Yo-Yo Syndrome: The Art of Changing One’s Mind
As I stare vacantly at the jumble of words on the menu, I ask what everyone else is ordering, hoping that this in turn will help me decide what I would like to eat. Essentially, I’m hoping someone will make the choice for me as I deliberate, internally changing my mind repeatedly before placing my order.
Similarly, deciding to meet a man I’ve connected with on a dating app catapults me into a sea of consternation; should I or shouldn’t I? It’s a question I will ask myself over and over again to the point where I am left exhausted, ready to throw my phone onto a bonfire.
Such shameful indecisiveness has led to a self-diagnosis of ‘yo-yo syndrome’, an expression I have coined to describe the severe condition of unequivocal self-doubt, a disorder whereby you lose all faith in your own opinion entirely. (Not to be confused with yo-yo knickers, that’s something quite different altogether).
It started a few years ago, when, against my better judgement, I decided to fraternise with a man I knew was no good, let’s call him AH for short. He first tried to lure me into his sweaty embrace at a party, but luckily I was aware of his newly born child at home and with full clarity of mind, told him to “Do one”.
He made numerous vain attempts in the subsequent years to contact me, but I remained resolute; I am a respectable woman with integrity after all. Until one day, AH declared that I couldn’t possibly resist his fervent advances any longer; he was now very much single. Of course, the sceptic in me thought this was just a ruse to entrap me, but some undercover detective work corroborated his story; I was out of excuses.
After much principled deliberation, mulling over whether my decision to meet a man who was clearly morally bankrupt was appropriate, I decided (at least in a fleeting moment) that dinner couldn’t hurt. I instantly regretted it and spent days trying to convince myself he was a changed man - everyone deserves a second chance, don’t they?
The meeting did take place after much to-ing and fro-ing and with a persistent feeling of trepidation; I knew there was something off about him but curiosity got the better of me. I should also mention that my ego was mostly to blame here, being pursued by a man for four years, as much I hate to admit it, was flattering.

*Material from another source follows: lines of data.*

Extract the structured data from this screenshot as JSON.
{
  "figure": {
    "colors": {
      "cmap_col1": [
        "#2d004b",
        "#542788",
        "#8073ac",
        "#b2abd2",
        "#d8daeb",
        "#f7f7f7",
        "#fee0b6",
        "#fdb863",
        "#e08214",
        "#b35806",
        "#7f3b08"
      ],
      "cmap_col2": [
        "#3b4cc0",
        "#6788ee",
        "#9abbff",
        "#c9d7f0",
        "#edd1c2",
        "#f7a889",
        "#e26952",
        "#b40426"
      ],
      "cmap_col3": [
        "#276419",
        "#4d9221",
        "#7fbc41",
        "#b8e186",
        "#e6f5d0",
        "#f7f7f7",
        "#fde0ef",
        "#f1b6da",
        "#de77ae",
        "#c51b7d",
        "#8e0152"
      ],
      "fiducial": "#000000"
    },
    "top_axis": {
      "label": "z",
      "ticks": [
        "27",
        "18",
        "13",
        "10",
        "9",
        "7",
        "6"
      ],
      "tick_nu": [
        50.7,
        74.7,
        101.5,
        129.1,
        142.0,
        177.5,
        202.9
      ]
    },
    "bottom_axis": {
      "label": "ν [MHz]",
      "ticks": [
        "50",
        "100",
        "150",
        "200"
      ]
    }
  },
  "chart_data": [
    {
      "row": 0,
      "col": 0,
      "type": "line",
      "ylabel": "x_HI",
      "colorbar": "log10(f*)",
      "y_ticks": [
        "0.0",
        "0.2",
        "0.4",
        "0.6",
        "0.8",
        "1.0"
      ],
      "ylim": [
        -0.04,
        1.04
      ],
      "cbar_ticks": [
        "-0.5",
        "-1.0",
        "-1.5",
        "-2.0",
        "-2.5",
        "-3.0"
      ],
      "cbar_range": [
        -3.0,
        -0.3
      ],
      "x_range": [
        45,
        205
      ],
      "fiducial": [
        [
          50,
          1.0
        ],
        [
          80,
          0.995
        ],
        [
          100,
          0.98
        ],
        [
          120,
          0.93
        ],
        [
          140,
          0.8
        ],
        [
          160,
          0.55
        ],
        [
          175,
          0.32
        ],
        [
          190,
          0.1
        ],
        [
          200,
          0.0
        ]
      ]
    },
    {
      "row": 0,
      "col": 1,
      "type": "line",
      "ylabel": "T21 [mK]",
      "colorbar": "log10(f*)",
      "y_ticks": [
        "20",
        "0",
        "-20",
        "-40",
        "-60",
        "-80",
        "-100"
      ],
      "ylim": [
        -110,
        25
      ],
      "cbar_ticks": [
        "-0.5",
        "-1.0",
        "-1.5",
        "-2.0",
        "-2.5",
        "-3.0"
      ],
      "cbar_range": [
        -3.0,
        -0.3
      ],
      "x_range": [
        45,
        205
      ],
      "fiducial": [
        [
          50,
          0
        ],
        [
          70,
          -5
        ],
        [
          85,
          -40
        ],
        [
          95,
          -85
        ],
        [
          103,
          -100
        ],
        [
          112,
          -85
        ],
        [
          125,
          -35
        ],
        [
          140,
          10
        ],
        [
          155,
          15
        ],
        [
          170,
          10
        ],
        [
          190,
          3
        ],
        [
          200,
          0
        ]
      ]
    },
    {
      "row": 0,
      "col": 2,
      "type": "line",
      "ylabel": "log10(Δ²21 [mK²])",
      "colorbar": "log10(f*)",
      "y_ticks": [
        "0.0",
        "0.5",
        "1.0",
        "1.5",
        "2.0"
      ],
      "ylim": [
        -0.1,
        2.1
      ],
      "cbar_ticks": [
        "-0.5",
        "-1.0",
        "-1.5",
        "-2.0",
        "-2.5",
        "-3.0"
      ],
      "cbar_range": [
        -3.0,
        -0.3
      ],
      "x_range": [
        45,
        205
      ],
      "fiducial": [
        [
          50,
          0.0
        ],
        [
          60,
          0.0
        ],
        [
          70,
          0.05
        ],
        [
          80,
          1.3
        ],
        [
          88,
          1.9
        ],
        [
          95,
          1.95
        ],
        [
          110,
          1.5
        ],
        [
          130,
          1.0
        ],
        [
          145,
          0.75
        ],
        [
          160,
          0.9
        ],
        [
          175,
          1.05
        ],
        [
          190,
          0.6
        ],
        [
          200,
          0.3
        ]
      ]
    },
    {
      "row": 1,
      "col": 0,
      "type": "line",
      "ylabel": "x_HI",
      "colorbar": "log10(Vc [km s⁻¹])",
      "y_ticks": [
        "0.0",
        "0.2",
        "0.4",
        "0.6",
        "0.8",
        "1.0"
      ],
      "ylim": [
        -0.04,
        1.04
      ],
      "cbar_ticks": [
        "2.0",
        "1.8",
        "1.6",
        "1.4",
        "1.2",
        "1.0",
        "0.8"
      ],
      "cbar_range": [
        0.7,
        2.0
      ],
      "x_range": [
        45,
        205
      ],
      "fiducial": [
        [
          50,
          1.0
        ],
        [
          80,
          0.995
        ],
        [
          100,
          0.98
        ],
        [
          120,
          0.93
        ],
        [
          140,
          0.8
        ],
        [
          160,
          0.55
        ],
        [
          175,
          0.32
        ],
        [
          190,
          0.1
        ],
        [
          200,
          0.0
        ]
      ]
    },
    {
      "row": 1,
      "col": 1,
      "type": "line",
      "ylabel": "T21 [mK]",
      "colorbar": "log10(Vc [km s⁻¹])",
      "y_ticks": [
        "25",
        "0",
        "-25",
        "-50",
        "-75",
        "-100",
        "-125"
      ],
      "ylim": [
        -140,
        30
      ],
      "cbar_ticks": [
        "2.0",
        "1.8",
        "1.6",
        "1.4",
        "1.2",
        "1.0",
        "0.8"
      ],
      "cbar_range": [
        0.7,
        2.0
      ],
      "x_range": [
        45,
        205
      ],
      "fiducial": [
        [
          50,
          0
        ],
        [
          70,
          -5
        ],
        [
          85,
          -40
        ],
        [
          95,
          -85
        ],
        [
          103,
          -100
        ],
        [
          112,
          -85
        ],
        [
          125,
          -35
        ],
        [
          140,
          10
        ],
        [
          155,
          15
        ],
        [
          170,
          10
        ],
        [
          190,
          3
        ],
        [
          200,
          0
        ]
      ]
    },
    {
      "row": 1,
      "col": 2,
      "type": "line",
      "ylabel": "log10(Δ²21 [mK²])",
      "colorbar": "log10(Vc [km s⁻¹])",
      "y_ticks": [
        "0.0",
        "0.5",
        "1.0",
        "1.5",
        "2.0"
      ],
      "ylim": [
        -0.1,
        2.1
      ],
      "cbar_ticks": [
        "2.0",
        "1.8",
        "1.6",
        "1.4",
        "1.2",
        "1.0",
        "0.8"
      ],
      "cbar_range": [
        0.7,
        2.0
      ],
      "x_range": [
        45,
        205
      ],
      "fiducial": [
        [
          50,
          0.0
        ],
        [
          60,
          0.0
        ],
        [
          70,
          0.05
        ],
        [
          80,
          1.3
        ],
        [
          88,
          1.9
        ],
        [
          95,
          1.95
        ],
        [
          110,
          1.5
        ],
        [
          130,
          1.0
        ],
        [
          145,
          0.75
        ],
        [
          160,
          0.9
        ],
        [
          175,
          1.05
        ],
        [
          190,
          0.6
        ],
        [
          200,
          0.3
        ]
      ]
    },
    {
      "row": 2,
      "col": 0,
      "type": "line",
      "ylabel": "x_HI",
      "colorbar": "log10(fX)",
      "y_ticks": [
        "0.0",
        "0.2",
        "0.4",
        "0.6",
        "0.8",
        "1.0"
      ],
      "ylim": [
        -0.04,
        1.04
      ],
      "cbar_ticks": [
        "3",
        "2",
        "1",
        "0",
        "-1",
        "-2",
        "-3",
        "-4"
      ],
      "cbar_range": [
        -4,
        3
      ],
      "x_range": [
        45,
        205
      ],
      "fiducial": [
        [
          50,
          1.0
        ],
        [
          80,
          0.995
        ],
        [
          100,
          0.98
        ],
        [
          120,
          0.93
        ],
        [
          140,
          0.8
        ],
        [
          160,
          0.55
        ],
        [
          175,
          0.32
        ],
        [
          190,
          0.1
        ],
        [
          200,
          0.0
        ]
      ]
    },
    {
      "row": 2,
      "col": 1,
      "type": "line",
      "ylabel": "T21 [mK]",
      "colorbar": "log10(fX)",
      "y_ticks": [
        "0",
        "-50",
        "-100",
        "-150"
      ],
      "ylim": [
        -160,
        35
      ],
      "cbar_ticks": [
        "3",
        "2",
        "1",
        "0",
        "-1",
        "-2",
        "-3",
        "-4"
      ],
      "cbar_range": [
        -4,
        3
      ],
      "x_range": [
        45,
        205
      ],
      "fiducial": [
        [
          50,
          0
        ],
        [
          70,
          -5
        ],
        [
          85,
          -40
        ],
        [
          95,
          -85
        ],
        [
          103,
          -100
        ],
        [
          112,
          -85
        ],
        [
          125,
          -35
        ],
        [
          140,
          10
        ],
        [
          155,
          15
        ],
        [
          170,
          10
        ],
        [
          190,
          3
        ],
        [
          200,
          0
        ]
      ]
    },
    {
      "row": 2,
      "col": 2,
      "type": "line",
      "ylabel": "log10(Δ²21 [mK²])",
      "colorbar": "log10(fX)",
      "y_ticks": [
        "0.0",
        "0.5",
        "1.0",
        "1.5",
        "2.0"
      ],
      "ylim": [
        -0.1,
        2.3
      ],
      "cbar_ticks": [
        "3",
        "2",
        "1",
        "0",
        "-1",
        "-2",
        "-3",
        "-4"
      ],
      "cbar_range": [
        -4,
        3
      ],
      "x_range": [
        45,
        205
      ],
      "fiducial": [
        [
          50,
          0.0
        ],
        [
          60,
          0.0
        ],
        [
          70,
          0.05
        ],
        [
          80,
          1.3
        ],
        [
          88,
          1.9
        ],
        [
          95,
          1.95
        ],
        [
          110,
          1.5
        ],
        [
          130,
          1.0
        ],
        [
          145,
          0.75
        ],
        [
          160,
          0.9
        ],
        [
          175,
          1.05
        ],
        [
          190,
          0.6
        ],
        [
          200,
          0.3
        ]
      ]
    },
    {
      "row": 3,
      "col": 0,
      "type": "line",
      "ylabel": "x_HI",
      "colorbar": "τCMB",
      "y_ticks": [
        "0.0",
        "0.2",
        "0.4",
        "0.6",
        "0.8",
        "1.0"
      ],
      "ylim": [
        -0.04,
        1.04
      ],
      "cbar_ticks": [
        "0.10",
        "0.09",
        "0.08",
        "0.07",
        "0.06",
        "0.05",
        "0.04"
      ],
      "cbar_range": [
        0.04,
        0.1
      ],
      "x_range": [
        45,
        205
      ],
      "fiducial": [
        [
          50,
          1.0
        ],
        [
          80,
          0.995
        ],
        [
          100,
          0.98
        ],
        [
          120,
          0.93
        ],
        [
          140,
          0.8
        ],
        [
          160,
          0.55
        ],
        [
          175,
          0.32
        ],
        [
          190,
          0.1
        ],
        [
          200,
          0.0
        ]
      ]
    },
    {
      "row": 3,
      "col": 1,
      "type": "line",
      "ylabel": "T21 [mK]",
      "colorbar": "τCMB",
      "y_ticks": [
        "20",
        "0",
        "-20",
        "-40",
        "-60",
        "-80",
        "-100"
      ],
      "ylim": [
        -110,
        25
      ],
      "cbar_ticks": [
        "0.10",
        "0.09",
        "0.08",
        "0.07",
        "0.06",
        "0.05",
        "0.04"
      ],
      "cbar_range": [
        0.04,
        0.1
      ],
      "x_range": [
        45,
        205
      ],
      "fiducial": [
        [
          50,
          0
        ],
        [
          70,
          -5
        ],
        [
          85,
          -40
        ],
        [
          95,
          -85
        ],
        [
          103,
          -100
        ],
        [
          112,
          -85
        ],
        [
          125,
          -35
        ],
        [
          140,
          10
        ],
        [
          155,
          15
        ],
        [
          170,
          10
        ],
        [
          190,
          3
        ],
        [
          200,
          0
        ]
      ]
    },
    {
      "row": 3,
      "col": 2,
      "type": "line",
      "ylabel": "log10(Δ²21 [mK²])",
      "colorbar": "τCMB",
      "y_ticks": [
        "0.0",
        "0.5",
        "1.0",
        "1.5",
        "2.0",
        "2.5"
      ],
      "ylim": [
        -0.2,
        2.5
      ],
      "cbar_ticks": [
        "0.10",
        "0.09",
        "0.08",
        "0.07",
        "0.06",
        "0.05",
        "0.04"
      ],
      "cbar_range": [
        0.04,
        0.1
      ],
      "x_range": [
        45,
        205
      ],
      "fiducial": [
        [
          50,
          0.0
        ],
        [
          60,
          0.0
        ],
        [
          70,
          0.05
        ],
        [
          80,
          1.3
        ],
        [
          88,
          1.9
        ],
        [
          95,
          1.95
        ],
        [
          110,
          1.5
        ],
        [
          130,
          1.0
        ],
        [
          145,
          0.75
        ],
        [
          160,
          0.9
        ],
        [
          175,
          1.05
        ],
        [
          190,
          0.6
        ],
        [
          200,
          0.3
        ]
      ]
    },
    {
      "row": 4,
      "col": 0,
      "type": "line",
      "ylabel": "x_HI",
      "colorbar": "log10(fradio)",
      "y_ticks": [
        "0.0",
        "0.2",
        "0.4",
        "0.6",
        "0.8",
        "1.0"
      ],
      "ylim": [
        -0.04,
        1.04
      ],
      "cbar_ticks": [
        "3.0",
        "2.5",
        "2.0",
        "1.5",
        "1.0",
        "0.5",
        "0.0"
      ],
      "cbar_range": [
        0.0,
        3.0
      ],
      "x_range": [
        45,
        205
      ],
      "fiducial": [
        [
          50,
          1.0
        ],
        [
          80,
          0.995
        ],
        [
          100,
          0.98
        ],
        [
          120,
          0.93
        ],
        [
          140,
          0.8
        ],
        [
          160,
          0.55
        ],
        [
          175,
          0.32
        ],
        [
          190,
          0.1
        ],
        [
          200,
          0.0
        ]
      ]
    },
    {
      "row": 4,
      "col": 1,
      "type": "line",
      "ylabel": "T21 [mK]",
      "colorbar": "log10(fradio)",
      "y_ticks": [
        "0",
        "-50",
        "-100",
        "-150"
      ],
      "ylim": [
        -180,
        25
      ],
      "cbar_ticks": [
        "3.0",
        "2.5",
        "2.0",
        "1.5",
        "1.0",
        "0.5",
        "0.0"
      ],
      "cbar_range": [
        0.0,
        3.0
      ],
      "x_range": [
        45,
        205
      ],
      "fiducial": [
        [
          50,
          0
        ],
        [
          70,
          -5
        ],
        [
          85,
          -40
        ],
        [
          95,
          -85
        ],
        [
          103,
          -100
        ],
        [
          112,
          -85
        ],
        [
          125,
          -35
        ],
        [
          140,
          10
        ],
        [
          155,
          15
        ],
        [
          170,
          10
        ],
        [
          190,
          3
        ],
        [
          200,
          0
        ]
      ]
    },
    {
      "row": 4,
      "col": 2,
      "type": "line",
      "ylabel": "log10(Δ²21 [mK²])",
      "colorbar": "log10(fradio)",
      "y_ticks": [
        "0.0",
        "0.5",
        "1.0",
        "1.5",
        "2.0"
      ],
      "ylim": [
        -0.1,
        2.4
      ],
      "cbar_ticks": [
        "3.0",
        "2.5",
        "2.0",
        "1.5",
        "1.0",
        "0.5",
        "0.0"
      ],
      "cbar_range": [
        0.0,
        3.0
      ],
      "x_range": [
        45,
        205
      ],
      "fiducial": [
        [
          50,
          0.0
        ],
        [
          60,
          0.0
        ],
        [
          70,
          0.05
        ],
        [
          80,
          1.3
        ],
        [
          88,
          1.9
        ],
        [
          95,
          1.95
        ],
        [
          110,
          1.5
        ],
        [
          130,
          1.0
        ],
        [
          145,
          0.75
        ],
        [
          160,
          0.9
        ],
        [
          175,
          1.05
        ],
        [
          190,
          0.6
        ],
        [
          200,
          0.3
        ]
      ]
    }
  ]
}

The red flags were there from the start, yet in a blinkered fit of optimism I ignored them, hoping that there really was a genuine reason for his three-week phone abstinence after our first date. Every time he suggested meeting, I would present myself with the motion ‘This house believes that you should NOT see this man again.’ The leader of the opposition was frustratingly persuasive.
I’m embarrassed to admit it took a few dinners before I proved to myself he really wasn’t boyfriend material after all; he was of course as untrustworthy and unscrupulous as I suspected him to be, my very own Daniel Cleaver. What’s more troubling, however, is why I ever questioned my judgement in the first place.
Why did I ignore my gut instinct and allow such a pitiful excuse of a man to prove me right all along? Am I really so incapable of making my own evaluations, or just maybe when it comes to men, I live in eternal hope? While my decision-making skills may have not improved since this sorry encounter, I’m pleased to say my twat-detecting skills are on fire.